Screen shot 2010-01-08 at 10.39.32 AMToday’s AT&T is not yesterday’s Ma Bell by any means. It is, more accurately, the rebranded amalgam of five major pieces of the old AT&T (Southwestern Bell, Pacific Telesis, Ameritech, BellSouth and Southern New England Telephone). The San Antonio-based SBC took on the AT&T name, along with the ’nuff-said’ stock symbol “T” back in 2005 when it completed its acquisition of what was left of a very depleted AT&T Corporation. With eleven of the original 22 Bell Operating companies and a global operation that spans wireless communications, broadband communications and fixed line communicaitions, it is (as this, rather dated, post in Wikipedia calls it) “the largest provider of local, long distance telephone services in the United States”.

To maintain its leadership the company is engaged in a number of initiatives that can only be called transformative. While it has always been a master of manipulating public policy, its lobbyists have gone the extra mile (or perhaps the “last mile”) in the past week by filing these comments proposing that the FCC develop guidelines for killing off POTS (Plain Old Telephone Service) and shutting down the copper-based PSTN (Public Switched Telephone Network).

On the surface, the proposal has a certain amount of internal logic. As AT&T’s lawyers explain, it is losing residential customers at an accelerating rate and, as a result, it has to raise the rates it charges remaining residential customers in order to maintain acceptable profitability. Only a monopoly sees the necessity to raise prices in the face of declining demand; and it is very easy to interpret AT&T’s pricing policy as an effort to accelerate the demise of the PSTN. Citing the FCC’s “successes” in coordinating broadcast TV’s transition to digital signals and in helping mobile carriers move from the first generation AMPS (Advanced Mobile Phone Service) to PCS and then digital PCS, it is asking for the Commission to oversee the process of establishing a date-certain for abandoning the existing phone network so that it can dedicate its resources exclusively to extending broadband links to the Internet to 100% of the nation.

As Bruce Kushnick of New Networks Institute points out here, this is a false choice and a spurious argument. There are not “two networks”, there is only one utility and, over the years AT&T and its cohort of common carriers (primarily Verizon) has been compensated for operating its networks at rates that took into account improvements and upgrades – including special funds to extend broadband to every home and business in America.

In a particular telling section of TeleTruth’s memorandum, Kushnick provides the following “reality check:

AT&T, right now has 1.7 million total U-Verse, broadband-TV capable households (AT&T 3rd/q2009). That’s it! They claimed they would have 18 million by 2007 (not counting BellSouth).

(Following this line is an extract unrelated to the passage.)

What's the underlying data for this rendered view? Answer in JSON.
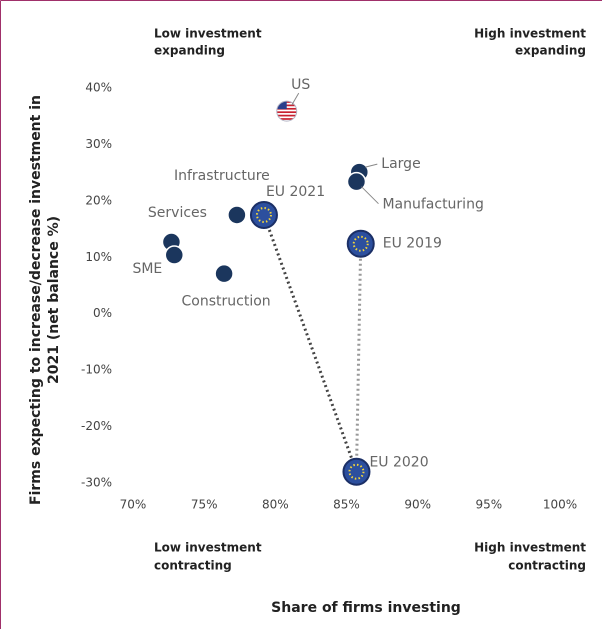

AT&T now controls 22 states. If AT&T is going to walk away from the utility networks and we leave it up to AT&T to build out their ‘broadband networks’ —one-half of the US is going to be harmed.

So that’s where we’re at in Washington, DC. Policy makers have declared that it is in the national interest to extend broadband access to all the homes in the U.S. Only AT&T has proposed that the best way to do it is to walk away from its existing physical plant in favor of a yet-to-be-constructed resource. In its filing it invites interested parties to comment on the approach. I urge everyone to take an interest.

I called this “Part 1” of our discussion of AT&T in the Age of Ma Google because managing regulators is only part of AT&T’s initiatives in this age of Ma Google and Recombinant Communication. Later today I’ll be issuing an advisory on the many initiatives launched by AT&T at CES, including support of multiple mobile operating systems, developer environments and application distribution platforms announced at the AT&T Developer Summit. It is there that AT&T showed its capacity to support Recombinant Communications development efforts.